Я уже повержена, беззащитна, беспомощна.

ВПЕРВЫЕ УВИДЕВ СУГРОБЫ ИЗ иллюминатора в аэропорту Мирабель, я тоже почувствовала себя беззащитной и чуть ли не голой. Несмотря на оранжевый джемпер с короткими рукавами, купленный в лагере для беженцев в Малайзии перед отъездом в Канаду, несмотря на коричневый свитер из толстой шерсти, связанный вьетнамскими женщинами, я была голой. Все мы в этом самолете припали к окнам и обалдело таращились, открыв рот. Еще бы – после долгого пребывания без света этот пейзаж, такой белый, такой девственный, неизбежно нас поразил, ослепил, опьянил.

Меня потрясли встретившие нас разные незнакомые звуки, как и высота ледяной скульптуры, охранявшей стол с канапе, снеками и слоеными тарталетками, пестревшими всеми цветами радуги. Еда была незнакомая, но я все равно знала, что жизнь здесь – сплошной сахар, что это страна мечты. Не будучи глухой и немой, я, как и мой сын Анри, не могла ни говорить, ни слышать. Не за что было зацепиться: я не умела мечтать, смотреть в будущее, жить настоящим, жить в настоящем.

НАС, СЕМЕРЫХ ВЬЕТНАМЦЕВ, САМЫХ юных в группе, провела по мосту в день сегодняшний моя первая канадская учительница. Она пестовала наши новые корни так же бережно, как мать – новорожденного, появившегося на свет раньше срока. Нас баюкало плавное покачивание ее надежных покатых бедер и объемных тугих ягодиц. Эдакая мама-утка, она шла впереди и звала за собой в ту гавань, где мы снова станем детьми, просто детьми в пестроте красок, карандашей и разных мелочей. Я всегда буду ей благодарна: она внушила мне первое на чужбине желание – мне захотелось такую же презентабельную попу, как у нее. Ни один вьетнамец в нашей группе не отличался столь пышными, богатыми, вальяжными округлостями. Все мы были угловатыми, костлявыми, жилистыми. Так что когда она наклонилась надо мной, положила ладони на мои руки и произнесла: «Меня зовут Мари-Франс. А тебя?» – я повторила каждый слог, не мигая, даже не пытаясь понять: меня убаюкало свежее, легкое, ароматно-сладкое облако. Я не поняла ни слова, уловила только мелодию голоса, и этого мне хватило. С лихвой.

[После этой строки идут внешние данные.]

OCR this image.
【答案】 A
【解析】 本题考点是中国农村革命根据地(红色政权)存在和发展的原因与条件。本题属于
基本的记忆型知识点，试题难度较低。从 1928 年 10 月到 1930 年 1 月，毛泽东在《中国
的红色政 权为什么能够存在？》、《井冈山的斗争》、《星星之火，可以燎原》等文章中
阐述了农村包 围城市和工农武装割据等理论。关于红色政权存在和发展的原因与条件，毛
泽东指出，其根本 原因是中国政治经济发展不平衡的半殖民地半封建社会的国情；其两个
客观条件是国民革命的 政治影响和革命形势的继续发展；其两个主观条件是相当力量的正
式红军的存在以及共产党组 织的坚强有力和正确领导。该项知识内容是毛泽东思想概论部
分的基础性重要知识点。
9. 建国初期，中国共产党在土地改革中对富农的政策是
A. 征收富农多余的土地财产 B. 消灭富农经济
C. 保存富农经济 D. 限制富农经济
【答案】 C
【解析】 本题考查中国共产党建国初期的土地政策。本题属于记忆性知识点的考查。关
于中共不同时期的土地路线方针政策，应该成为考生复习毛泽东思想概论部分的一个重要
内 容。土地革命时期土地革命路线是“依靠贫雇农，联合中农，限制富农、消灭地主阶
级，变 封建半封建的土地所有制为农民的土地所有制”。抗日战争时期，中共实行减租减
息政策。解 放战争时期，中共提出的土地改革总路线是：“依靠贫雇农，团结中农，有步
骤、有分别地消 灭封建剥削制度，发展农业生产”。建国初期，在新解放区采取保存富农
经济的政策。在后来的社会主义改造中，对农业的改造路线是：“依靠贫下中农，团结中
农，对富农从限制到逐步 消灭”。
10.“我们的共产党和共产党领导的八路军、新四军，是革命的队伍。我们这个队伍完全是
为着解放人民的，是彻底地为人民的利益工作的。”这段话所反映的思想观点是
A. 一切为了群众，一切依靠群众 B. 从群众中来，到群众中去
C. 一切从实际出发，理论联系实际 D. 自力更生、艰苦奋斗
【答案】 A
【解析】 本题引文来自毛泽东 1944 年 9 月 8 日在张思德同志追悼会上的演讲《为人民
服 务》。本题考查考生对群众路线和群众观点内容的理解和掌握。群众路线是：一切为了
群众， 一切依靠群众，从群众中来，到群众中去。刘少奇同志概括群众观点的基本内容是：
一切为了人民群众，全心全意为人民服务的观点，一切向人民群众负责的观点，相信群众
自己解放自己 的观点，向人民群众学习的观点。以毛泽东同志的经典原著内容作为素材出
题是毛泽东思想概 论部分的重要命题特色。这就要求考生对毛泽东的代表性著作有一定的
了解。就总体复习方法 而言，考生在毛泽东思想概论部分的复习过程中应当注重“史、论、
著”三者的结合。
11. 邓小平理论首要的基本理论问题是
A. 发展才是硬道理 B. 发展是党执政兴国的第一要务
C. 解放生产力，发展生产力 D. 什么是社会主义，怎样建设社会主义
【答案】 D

ПРИДЯ ДОМОЙ, Я ВОСПРОИЗВЕЛА ТУ же череду звуков перед родителями: «Меня зовут Мари-Франс. А тебя?» – «Ты поменяла имя?» – спросили они. Тут меня и настигла сиюминутная реальность, в которой вынужденные глухота и немота вытесняют мечты, а значит, способность смотреть далеко-далеко вперед.

Мои родители хоть и говорили по-французски, но также не могли смотреть далеко вперед: их отчислили с курсов, где язык изучали на начальном уровне, то есть вычеркнули из списков тех, кому платили сорок долларов в неделю. Для этих курсов у них была слишком высокая квалификация, но слишком низкая для всего остального. Заглянуть в собственное будущее они не могли, поэтому всматривались в наше – ради нас, их детей.

НА НАШЕМ ГОРИЗОНТЕ НЕ БЫЛО черных досок – чтобы вытирать их, как они, школьных туалетов – чтобы драить, бургер-кингов – чтобы доставлять по адресам. Там просматривалось только наше будущее. Мы с братьями так и пошли вперед – по направлению их взгляда. Мне довелось встречать других родителей, чей взгляд потух, у одних – под грузным телом пирата, у других – под тяжестью долгих лет коммунистического перевоспитания в лагерях, но не в военных, во время войны, а в мирных, после войны.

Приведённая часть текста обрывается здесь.